Peygamber (s.a.v) Efendimizin kısa ve öz hikmetli sözleri. Bunlardan birçok İslam’ın yani dinin hükümleri çıkar.
Bir gün pazardayken bir satıcının tezgahına yaklaştı. O buğday satmaktaydı. Buğdayın kuru olanları üstte, yaş olanları ise altındaydı. Bunu Peygamber Efendimiz (s.a.v) eliyle kontrol ettiğinde yaş olanları gördü. Ve kısa ve öz olarak ne dedi ona; ‘‘Bizi aldatan bizden değildir’’. Söz itibariyle kısa ama anlamlı. İşte buradan neler çıkıyor? Bir Müslüman ne yapar; yalan söyleyemez. İşte üçkağıtçılık yapamaz, dalavere çeviremez. Bunları yaptığı zaman ne oluyor; helal olan kazancına haram karıştırmış oluyor. Burada bundan hariç kişi; haram şeyleri de satamaz. Mesela bu nedir işte? İçkidir, domuz etidir. Yani İslam’ın haram kıldığı şeylerden de satıp geçimini temin edemez. Çünkü içki için ne diyordu Peygamber (s.a.v) Efendimiz; “Alan da, satan da, imal eden de, taşıyan da, buna katiplik eden de hepsi aynı günaha ortak olmuş oluyor.” Ve içki içenler içinde ne buyurdu; “Devamlı içki içen puta tapan gibidir” diyordu. Yani bir Müslüman geçimini sağlayabilmek için helal bir şey satsa da buna hile karıştırmamalı. İkincisi ise; haram şeyler satmamalı, üçüncüsü; geçimini de ise haram getirilerden kazanmamız lazım mesela; bu nedir faizdir Ondan sonra nedir kumardır, şans oyunlarıdır, bunlarla da geçimini sağlayamaz.
Yoksa Allâhu Teâlâ rızık taksimini yapmıştır ki, bizim burada makas ayrımı yani biz helalden mı kazanacağız, haramdan mı kazanacağız? Bununla ilgili bir rivayet hikaye yani, kıssa.
Hazreti Ali (r.a) zamanında, Hazreti Ali (r.a) Efendimiz yanındaki yaverinle beraber bir kervansaraya gidiyorlar, işte kervansarayda işleri var. Bakıyorlar kervansarayın kapının önünde bir dilenci var. Hazret Ali Efendimizde diyor ki; “Bunun yani kalbini rencide etmektense, buna bir görev verelim, hak etmiş gibi olsun” yani; dilencilikten kazanacağını yere, bir iş yapıpta kazancı olsun diye o nispetle işte atlarını ona emanet ediyorlar. “Bizim” diyorlar, “Kervansaray’da işimiz var. İşlerimizi halledinceye kadar buna bakar mısın?”
O da kabul ediyor tabii.
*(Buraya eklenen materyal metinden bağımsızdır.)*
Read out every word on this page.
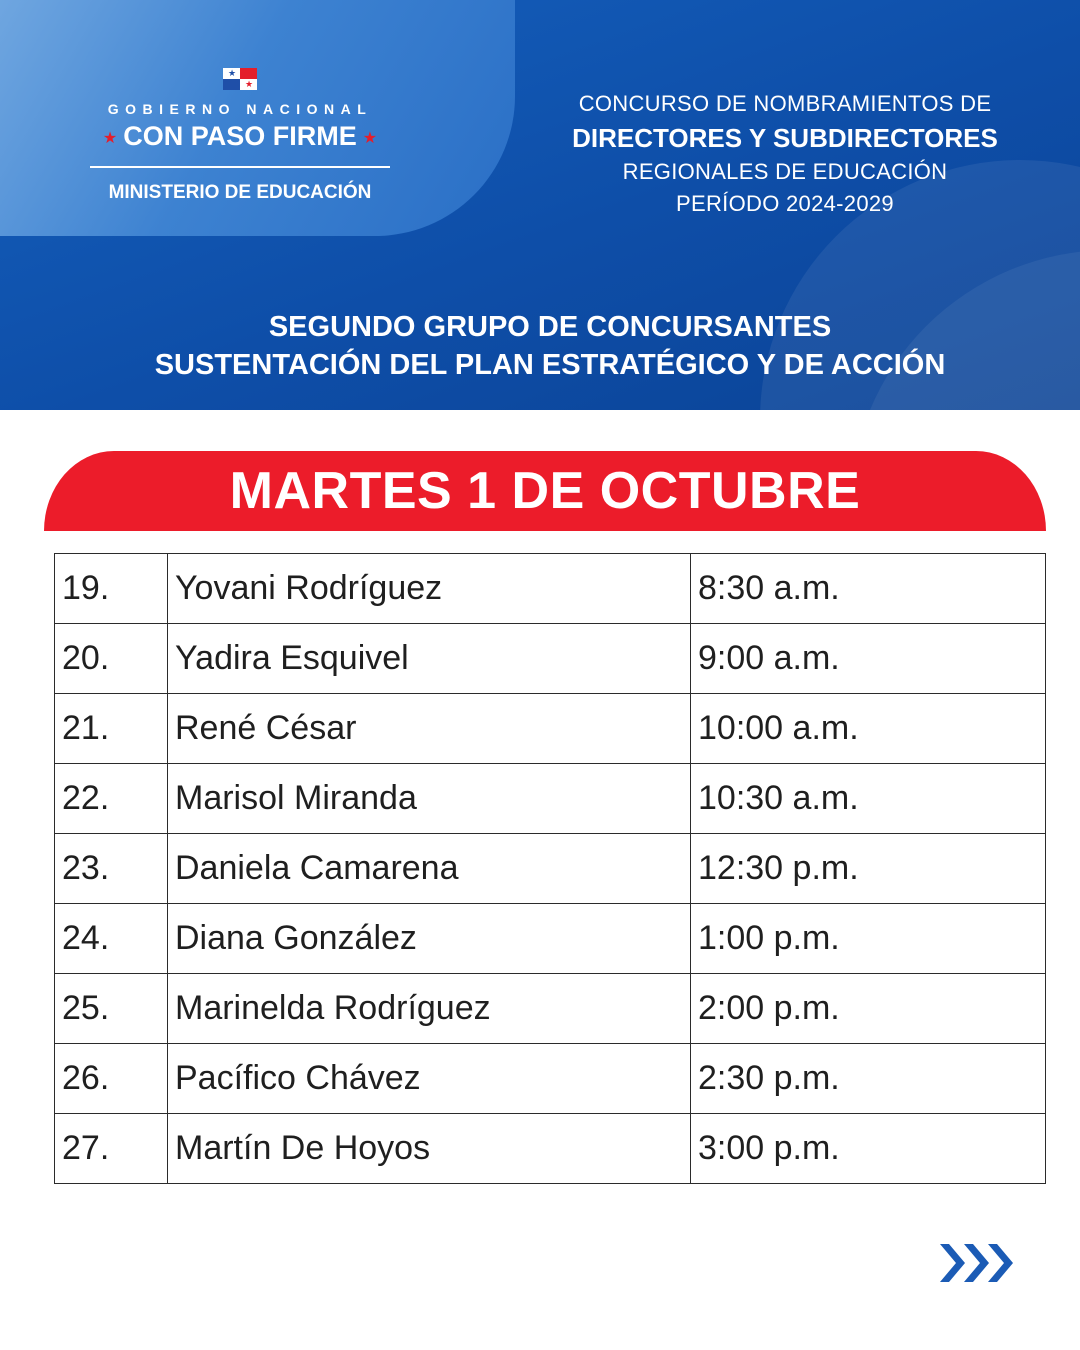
★
★
GOBIERNO NACIONAL
★ CON PASO FIRME ★
MINISTERIO DE EDUCACIÓN
CONCURSO DE NOMBRAMIENTOS DE
DIRECTORES Y SUBDIRECTORES
REGIONALES DE EDUCACIÓN
PERÍODO 2024-2029
SEGUNDO GRUPO DE CONCURSANTES
SUSTENTACIÓN DEL PLAN ESTRATÉGICO Y DE ACCIÓN
MARTES 1 DE OCTUBRE
19.	Yovani Rodríguez	8:30 a.m.
20.	Yadira Esquivel	9:00 a.m.
21.	René César	10:00 a.m.
22.	Marisol Miranda	10:30 a.m.
23.	Daniela Camarena	12:30 p.m.
24.	Diana González	1:00 p.m.
25.	Marinelda Rodríguez	2:00 p.m.
26.	Pacífico Chávez	2:30 p.m.
27.	Martín De Hoyos	3:00 p.m.
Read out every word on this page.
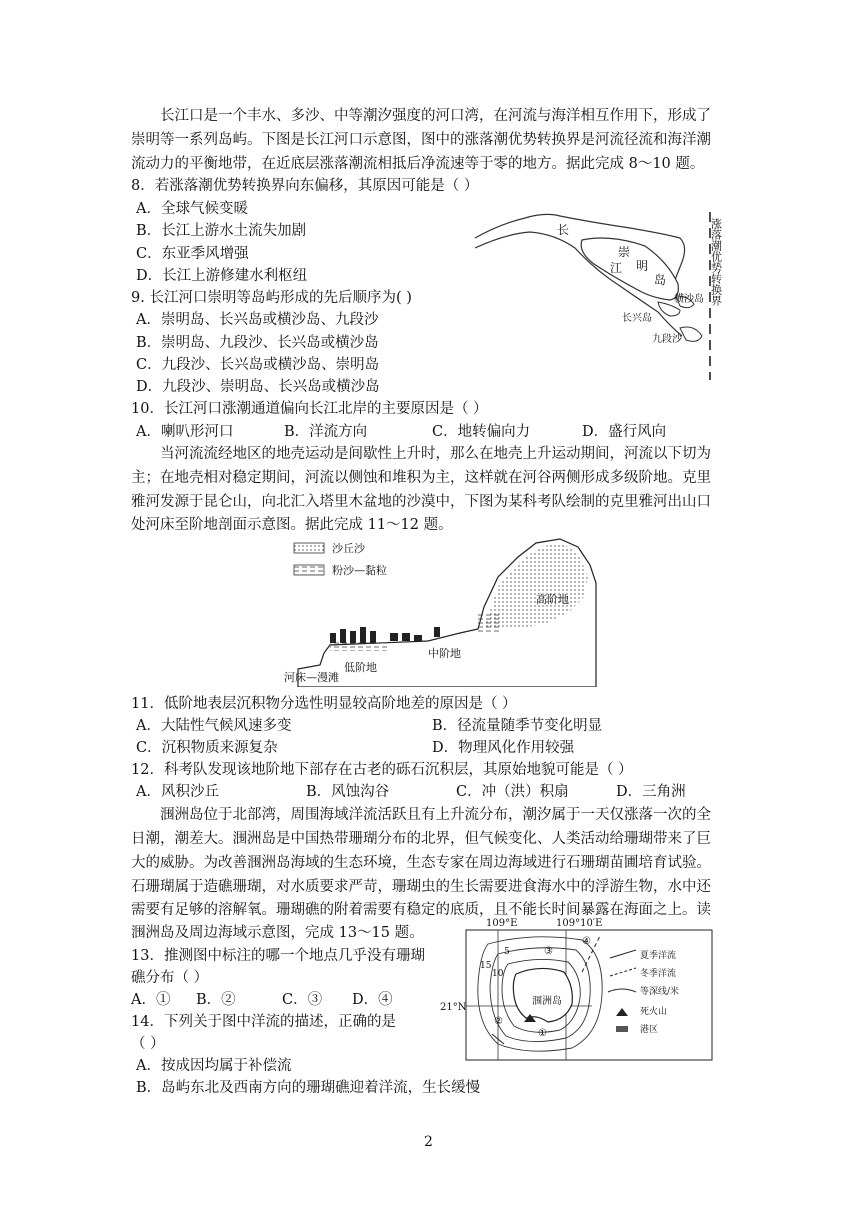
长江口是一个丰水、多沙、中等潮汐强度的河口湾，在河流与海洋相互作用下，形成了
崇明等一系列岛屿。下图是长江河口示意图，图中的涨落潮优势转换界是河流径流和海洋潮
流动力的平衡地带，在近底层涨落潮流相抵后净流速等于零的地方。据此完成 8～10 题。
8．若涨落潮优势转换界向东偏移，其原因可能是（ ）
A．全球气候变暖
B．长江上游水土流失加剧
C．东亚季风增强
D．长江上游修建水利枢纽
9. 长江河口崇明等岛屿形成的先后顺序为( )
A．崇明岛、长兴岛或横沙岛、九段沙
B．崇明岛、九段沙、长兴岛或横沙岛
C．九段沙、长兴岛或横沙岛、崇明岛
D．九段沙、崇明岛、长兴岛或横沙岛
10．长江河口涨潮通道偏向长江北岸的主要原因是（ ）
A．喇叭形河口	B．洋流方向	C．地转偏向力	D．盛行风向
长
江
崇
明
岛
横沙岛
长兴岛
九段沙
涨落潮优势转换界
当河流流经地区的地壳运动是间歇性上升时，那么在地壳上升运动期间，河流以下切为
主；在地壳相对稳定期间，河流以侧蚀和堆积为主，这样就在河谷两侧形成多级阶地。克里
雅河发源于昆仑山，向北汇入塔里木盆地的沙漠中，下图为某科考队绘制的克里雅河出山口
处河床至阶地剖面示意图。据此完成 11～12 题。
沙丘沙
粉沙—黏粒
高阶地
中阶地
低阶地
河床—漫滩
11．低阶地表层沉积物分选性明显较高阶地差的原因是（ ）
A．大陆性气候风速多变	B．径流量随季节变化明显
C．沉积物质来源复杂	D．物理风化作用较强
12．科考队发现该地阶地下部存在古老的砾石沉积层，其原始地貌可能是（ ）
A．风积沙丘	B．风蚀沟谷	C．冲（洪）积扇	D．三角洲
涠洲岛位于北部湾，周围海域洋流活跃且有上升流分布，潮汐属于一天仅涨落一次的全
日潮，潮差大。涠洲岛是中国热带珊瑚分布的北界，但气候变化、人类活动给珊瑚带来了巨
大的威胁。为改善涠洲岛海域的生态环境，生态专家在周边海域进行石珊瑚苗圃培育试验。
石珊瑚属于造礁珊瑚，对水质要求严苛，珊瑚虫的生长需要进食海水中的浮游生物，水中还
需要有足够的溶解氧。珊瑚礁的附着需要有稳定的底质，且不能长时间暴露在海面之上。读
涠洲岛及周边海域示意图，完成 13～15 题。
13．推测图中标注的哪一个地点几乎没有珊瑚
礁分布（ ）
A．① B．②	C．③ D．④
14．下列关于图中洋流的描述，正确的是
（ ）
A．按成因均属于补偿流
B．岛屿东北及西南方向的珊瑚礁迎着洋流，生长缓慢
109°E	109°10′E
21°N
涠洲岛
15
10
5
④
③
②
①
夏季洋流
冬季洋流
等深线/米
死火山
港区
2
Gidiyorlar işlerini hallediyorlar. Geliyorlar bakıyorlar. O dilenci atın başında yok. Bakıyor atın üstünde eyer yok. Diyor yanındaki yavere; “Bizim herhalde şey dilenci bizim eyeri cebellez etti. Yani kaçırdı, çaldı. Git” diyor, “Pazardan bize bir eyer bak”.
Neyse gidiyor pazara. Tabi onların başlarında o örtülerden var, çölde; tozdan dumanlar korunması için gidiyor pazarda o adam, bakıyor eyer koymuş bir köşeye satmak için çalışıyor, tanımıyor tabi, o; “Hazreti Ali’nin yaveri olduğunu” diyor, “Eyer satıyor musun?”
“Evet” diyor, “Ne kadar istersin?” diyor. 100 dinar çıkarıyor veriyor, ondan sonra geliyor Hazreti Ali Efendimize; “Efendim” diyor, “İşte aynı bizim atları emanet ettiğimiz kişiydi bu” gidiyor. “Bizim” diyor, “Şeyi satmaktaydı, ne kadar verdin?” diyor yaverine.
“İşte 100 dinar verdim”. Çıkarıyor ona Hazreti Ali veriyor parasını. Diyor; “Benim de” diyor, “Gönlümden ona 100 dinar vermek geçiyordu. O dilenci zannetti ki işte, ben orada biraz atı beklesem bana verecek işte 5-10 dinar.” O nispetle şey yaptı. Öyle umdu. Halbuki Hazreti Ali Efendimiz ona gönlünden 100 dinar vermeyi geçiriyordu. Sonra döndü dedi ki yaverine; “Biraz daha sabretseydi, helalinden kazanacaktı”.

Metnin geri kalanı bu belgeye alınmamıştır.